Monday, November 27, 2017

Thaulow Painting in Snow

Fritz (or Frits) Thaulow (Norwegian 1847-1906) was best known for his paintings of the calm surface of ponds and streams. 

He painted directly from nature, both in the warm months and in the winter. Here he is in the snow with a wooden stool and a tripod easel. 

This sketch in oil shows a snow-covered cottage by a stream.

Probably after returning to the studio, he translated the information of the sketch into a pastel called "Norwegian Winter Landscape." He removed the stump of a tree in the upper right and made the fence a little clearer. 
Previously I did a similar pairing of a sketch and finish by Isaac Levitan in the post: "Plein Air and Poetry"
The blog Lines and Colors has information about Fritz Thaulow with an update that includes a lot of links and resources if you want to find out more.


Sheridan said...

In my observations, sketches, and paintings done on location always have more life and vibrance, than studio works. Probably due in some part because you are capturing what is actually before you, in sight and sense. I noticed in the first work that the fence, and especially the branches on the foreground tree, gave the work a lot of life, and movement that the studio work lacks. I thought it was wise to change out the stump for a tree, but wonder why the decision to do so wasn't made doing the first piece. There always seems to be a delicate balance between what to leave in , and what to leave out, and balancing this with the spontaneous feeling of being in the moment we wish to achieve.

bernicky said...

I prefer the sketch to the studio piece, but it doesn't convey the same coldness as the studio piece. The sketch feels like spring - especially the light - the studio piece feels like January. Wish I had a better vocabulary to say what I'm feeling from them.

Charley Parker said...

Thaulow is one of my favorite painters. No one does small streams better. I think each version has its strengths. The field study is more immediate and visceral, and I like the warmer tree trunk and warm reflection of the building in the water, but the composition of the studio painting is stronger. This is particularly evident in the upper third of the painting, which is a bit congested in the plein air piece and elegantly simplified in the studio work. My choice, though, would be the field sketch.

Bug said...

Thaulow is a superb painter of watercourses...and almost everything else. I suggest that reader of GJ do a search for paintings under his name. They will be amazed by some of those meandering streams.

Leo Mancini-Hresko said...

Ah yes, the age old question of outdoor painting. Finish versus immediacy and urgency, brevity versus extended technique. I am not entirely sure I will ever wrap my head around it- one thing I have observed though is that often artists will prefer a sketch for its freshness, though often a studio piece is sold more readily.

I did a blog post on a levitan where I tracked down pencil sketches, oil sketches and finished studio piece.

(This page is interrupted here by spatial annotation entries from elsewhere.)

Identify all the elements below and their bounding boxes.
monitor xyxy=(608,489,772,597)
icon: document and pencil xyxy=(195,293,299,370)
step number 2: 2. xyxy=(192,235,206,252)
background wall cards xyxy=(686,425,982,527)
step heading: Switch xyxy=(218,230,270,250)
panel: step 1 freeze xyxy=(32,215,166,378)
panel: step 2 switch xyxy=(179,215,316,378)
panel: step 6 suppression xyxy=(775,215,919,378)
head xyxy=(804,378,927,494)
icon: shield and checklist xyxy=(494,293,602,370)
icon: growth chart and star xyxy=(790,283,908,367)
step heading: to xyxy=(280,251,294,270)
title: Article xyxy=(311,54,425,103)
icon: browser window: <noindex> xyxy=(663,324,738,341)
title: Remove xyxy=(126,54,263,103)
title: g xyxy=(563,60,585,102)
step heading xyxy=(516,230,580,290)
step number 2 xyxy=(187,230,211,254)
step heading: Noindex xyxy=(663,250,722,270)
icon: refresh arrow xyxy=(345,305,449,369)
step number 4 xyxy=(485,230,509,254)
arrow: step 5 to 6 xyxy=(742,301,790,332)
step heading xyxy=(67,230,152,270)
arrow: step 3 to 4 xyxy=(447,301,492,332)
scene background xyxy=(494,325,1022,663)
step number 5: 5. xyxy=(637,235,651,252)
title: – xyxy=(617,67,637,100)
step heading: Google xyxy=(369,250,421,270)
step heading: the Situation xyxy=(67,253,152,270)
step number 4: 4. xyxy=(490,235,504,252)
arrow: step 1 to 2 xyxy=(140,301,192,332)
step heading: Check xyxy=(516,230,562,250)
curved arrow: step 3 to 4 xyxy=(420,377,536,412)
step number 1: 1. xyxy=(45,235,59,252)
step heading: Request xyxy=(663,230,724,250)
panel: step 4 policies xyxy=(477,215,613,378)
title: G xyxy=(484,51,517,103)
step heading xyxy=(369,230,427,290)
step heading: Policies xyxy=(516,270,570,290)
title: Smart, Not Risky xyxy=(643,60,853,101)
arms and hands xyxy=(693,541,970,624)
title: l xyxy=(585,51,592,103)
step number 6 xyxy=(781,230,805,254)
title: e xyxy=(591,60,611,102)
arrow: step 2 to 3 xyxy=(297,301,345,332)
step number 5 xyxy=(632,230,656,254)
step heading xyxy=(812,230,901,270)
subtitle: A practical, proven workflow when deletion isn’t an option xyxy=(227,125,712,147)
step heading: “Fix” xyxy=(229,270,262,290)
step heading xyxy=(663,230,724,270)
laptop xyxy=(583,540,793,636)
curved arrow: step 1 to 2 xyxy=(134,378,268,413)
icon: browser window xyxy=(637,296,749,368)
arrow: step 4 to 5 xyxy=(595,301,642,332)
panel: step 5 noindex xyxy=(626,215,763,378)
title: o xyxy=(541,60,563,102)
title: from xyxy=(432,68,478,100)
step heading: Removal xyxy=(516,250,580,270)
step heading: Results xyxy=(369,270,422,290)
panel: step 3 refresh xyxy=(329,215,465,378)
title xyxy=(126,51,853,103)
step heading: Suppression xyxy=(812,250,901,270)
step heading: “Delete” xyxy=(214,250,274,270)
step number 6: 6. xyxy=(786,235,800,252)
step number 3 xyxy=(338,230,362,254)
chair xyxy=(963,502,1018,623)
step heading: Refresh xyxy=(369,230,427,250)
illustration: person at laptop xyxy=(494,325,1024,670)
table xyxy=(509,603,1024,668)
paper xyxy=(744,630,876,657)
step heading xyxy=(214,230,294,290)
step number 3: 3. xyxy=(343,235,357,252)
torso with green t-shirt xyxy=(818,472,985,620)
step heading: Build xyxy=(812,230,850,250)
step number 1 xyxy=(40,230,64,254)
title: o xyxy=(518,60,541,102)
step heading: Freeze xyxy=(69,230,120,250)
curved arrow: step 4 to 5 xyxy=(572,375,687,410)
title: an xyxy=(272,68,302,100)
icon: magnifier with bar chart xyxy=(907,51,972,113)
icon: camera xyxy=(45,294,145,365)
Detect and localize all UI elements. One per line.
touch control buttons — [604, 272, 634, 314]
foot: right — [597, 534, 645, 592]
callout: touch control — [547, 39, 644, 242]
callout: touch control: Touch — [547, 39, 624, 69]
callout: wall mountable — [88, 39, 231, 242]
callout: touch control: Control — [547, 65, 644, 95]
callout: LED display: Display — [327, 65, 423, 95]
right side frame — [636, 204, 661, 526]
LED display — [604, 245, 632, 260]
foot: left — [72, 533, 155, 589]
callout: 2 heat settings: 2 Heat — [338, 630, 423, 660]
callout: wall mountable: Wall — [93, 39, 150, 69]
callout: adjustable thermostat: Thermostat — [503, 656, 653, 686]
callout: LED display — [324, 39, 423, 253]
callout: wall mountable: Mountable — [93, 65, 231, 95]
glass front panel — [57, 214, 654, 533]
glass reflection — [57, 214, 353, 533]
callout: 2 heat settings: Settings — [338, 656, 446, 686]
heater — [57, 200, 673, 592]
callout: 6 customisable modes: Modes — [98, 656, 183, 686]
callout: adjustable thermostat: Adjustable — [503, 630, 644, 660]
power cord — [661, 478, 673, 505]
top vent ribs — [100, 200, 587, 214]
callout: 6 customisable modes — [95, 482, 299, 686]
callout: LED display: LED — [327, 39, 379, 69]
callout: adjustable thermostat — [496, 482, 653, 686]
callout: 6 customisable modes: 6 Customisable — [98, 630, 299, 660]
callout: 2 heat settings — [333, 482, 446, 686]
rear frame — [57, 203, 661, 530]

One lesson I took away from that is to let each thing be its own animal- to not copy literally a sketch on large scale, but to redesign and rethink at each pass.

Strikes me thats what Thaulow has done here, each are successful in their own right -though if I had to own one it might be the sketch ;-)

Sheridan said...

I agree with you Leo that both sketches, and studio works can be successful in their own right. I think the biggest take-away (for me) is that if you do both; is maintaining the "life" for want of a better word, that the sketch so often has. It's kind of like the looser
versus tighter struggle so many of us have. I have yet to hear an artist say, "I need to get tighter". The sketch usually only portrays the basics, because of the time/light/weather constraints. In the studio you can "noodle" on a work until every last detail is rendered to perfection. I think the life that I see in the sketch comes from the fact that not all the visual problems have been solved. The viewer solves some of the visual questions for themselves, which (I think) makes them more involved, and also more interested.

Nice to have this discussion. Thanks for the post James.

Steve said...

The line of footprints in the sketch seem more vivid, a touch I like. They help give a sense of stronger light.

Charley Parker said...

I have some resources for Frits Thaulow on Lines and Colors: There is a fairly long list of image resources at the end of this article:

James Gurney said...

Thanks for the reminder, Charley. In my haste I forgot to check your wonderful blog. I've added those links to the end of the post.